Reputation: 6815
I am using java to read a text file and which has some special chars like Yen(¥)
. I have not specified any encoding/charset while reading a file and is working fine in windows. But if i deploy the same in unix machine then ¥
is replaced by '?
'. Now i am going to specify charset windows-1252 to avoid the issue. will windows-1252
work on unix/linux
boxes? My unix box charset is set to 'utf-8
'. am using below the code:
LineIterator iterator =FileUtils.lineIterator(*filename*,"Windows-1252");
Upvotes: 1
Views: 1411
Reputation: 11
If I am understanding your problem correctly, I usualy solve this by saving the text file in UTF-8 encoding with your text editor, and then specifying UTF-8 again when opening that file from your java program.
Upvotes: 1
Reputation: 328556
The class StandardCharsets
gives you a list of encodings / charsets that are "guaranteed to be available on every implementation of the Java platform."
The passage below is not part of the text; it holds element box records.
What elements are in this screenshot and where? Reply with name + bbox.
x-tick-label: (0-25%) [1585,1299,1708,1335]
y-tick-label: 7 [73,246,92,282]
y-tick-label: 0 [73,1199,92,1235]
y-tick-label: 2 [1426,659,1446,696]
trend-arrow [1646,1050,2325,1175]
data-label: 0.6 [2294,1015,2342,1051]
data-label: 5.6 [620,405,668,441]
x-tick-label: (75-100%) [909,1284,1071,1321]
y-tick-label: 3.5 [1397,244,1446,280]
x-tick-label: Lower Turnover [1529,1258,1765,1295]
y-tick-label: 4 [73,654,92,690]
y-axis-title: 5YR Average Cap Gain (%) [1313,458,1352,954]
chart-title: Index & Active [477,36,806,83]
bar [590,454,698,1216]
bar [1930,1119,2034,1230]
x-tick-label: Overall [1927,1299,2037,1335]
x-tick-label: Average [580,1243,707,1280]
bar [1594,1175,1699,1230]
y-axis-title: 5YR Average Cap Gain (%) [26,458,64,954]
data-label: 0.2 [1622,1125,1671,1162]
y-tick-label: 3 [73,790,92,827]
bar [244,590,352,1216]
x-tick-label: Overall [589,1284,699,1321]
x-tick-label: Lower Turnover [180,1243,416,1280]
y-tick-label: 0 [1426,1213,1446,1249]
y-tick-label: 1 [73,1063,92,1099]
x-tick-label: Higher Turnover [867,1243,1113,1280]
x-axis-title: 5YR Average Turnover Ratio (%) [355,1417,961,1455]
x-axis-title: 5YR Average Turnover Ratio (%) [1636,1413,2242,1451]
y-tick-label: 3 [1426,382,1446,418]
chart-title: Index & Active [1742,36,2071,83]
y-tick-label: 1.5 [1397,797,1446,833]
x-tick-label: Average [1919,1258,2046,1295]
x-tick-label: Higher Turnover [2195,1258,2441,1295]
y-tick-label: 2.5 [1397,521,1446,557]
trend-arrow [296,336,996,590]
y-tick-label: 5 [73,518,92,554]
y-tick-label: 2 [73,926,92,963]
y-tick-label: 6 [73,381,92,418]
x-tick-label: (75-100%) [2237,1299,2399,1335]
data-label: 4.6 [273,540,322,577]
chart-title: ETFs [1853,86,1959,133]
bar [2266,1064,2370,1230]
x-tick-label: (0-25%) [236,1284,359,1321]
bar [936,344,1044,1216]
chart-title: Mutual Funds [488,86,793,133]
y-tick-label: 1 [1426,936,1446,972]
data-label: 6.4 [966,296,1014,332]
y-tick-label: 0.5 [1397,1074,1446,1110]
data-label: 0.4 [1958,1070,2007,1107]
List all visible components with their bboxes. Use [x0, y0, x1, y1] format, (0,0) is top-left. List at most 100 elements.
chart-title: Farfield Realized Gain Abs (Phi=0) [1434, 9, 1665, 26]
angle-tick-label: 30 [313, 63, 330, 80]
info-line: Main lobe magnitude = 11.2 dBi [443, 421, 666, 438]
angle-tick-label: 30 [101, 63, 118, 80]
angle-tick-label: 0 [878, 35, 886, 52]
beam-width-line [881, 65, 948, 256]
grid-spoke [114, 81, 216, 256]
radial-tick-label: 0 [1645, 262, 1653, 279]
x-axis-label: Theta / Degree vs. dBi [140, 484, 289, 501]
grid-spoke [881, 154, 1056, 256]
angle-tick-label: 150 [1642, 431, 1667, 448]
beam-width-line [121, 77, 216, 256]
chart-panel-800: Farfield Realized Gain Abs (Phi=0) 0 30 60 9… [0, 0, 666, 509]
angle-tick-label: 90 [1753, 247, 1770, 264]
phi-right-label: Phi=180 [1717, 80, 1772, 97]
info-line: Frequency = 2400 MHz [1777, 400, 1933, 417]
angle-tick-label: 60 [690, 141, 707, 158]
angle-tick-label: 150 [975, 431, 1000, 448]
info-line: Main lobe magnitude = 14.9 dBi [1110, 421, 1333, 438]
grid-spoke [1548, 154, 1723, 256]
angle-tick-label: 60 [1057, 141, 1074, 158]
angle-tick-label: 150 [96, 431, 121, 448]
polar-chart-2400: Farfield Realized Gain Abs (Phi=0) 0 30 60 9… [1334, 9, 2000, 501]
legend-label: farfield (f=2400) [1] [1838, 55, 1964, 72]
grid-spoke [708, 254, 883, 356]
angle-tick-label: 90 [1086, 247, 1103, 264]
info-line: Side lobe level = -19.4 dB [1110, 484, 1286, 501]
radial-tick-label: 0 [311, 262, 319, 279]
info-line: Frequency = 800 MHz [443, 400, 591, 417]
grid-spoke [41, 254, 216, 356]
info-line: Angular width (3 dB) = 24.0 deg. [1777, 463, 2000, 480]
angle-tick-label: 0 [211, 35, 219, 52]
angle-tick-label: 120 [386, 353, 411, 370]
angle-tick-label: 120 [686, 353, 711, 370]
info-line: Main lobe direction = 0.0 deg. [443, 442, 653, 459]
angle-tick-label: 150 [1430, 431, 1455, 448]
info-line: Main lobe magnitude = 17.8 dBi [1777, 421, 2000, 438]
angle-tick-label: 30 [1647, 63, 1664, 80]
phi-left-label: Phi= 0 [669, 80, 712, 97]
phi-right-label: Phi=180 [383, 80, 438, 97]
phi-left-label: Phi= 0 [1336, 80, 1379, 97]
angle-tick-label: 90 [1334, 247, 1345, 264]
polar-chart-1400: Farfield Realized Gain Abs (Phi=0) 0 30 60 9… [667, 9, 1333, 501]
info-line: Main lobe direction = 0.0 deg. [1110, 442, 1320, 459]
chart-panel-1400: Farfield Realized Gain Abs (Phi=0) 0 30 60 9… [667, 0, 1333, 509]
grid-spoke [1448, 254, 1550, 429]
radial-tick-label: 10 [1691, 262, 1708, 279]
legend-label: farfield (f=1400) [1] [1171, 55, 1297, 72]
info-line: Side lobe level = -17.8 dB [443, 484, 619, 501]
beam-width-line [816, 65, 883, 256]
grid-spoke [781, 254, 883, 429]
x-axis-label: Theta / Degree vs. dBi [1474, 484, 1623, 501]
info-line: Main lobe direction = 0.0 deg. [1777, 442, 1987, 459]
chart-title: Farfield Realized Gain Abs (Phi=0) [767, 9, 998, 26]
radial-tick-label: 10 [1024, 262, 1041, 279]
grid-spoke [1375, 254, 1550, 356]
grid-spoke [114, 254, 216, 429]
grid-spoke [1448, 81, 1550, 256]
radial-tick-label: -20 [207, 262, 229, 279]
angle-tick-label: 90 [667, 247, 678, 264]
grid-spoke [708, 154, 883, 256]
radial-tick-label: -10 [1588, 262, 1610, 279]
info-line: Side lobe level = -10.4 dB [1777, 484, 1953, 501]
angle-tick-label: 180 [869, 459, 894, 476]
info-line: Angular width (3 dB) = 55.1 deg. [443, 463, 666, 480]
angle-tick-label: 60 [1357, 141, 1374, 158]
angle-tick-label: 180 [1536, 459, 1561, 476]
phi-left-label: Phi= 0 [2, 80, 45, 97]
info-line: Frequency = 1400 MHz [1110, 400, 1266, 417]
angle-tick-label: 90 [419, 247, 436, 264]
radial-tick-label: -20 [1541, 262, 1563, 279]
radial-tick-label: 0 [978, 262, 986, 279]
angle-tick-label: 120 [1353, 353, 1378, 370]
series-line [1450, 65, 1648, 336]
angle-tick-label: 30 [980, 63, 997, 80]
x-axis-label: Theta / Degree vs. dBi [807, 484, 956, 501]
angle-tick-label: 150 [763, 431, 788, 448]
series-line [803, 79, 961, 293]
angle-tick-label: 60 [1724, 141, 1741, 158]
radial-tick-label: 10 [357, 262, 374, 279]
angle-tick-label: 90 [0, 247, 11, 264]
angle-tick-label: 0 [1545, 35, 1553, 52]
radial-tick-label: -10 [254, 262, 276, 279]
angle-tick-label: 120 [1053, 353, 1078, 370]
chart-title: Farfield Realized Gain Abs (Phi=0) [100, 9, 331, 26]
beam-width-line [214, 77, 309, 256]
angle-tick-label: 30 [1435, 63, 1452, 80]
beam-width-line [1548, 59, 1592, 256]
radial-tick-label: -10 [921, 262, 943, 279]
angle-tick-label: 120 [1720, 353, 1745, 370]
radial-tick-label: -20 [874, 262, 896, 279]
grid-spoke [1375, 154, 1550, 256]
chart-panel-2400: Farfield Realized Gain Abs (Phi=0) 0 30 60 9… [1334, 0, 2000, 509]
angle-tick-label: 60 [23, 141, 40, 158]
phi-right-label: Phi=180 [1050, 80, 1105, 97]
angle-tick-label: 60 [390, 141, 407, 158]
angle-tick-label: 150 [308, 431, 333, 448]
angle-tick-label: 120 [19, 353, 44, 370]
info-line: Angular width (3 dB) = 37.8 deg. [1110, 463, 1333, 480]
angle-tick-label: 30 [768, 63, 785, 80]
This list doesn't contain the Windows encodings but for most common Java versions on Windows, Mac and Linux, Cp1251
is available.
Note that you'll get a UnsupportedCharsetException
or UnsupportedEncodingException
when it's not available, so the code above is safe (in the sense that it won't produce garbage).
If you want to be really safe, the common approach is to use only UTF-8 encoded data in your projects.
Upvotes: 2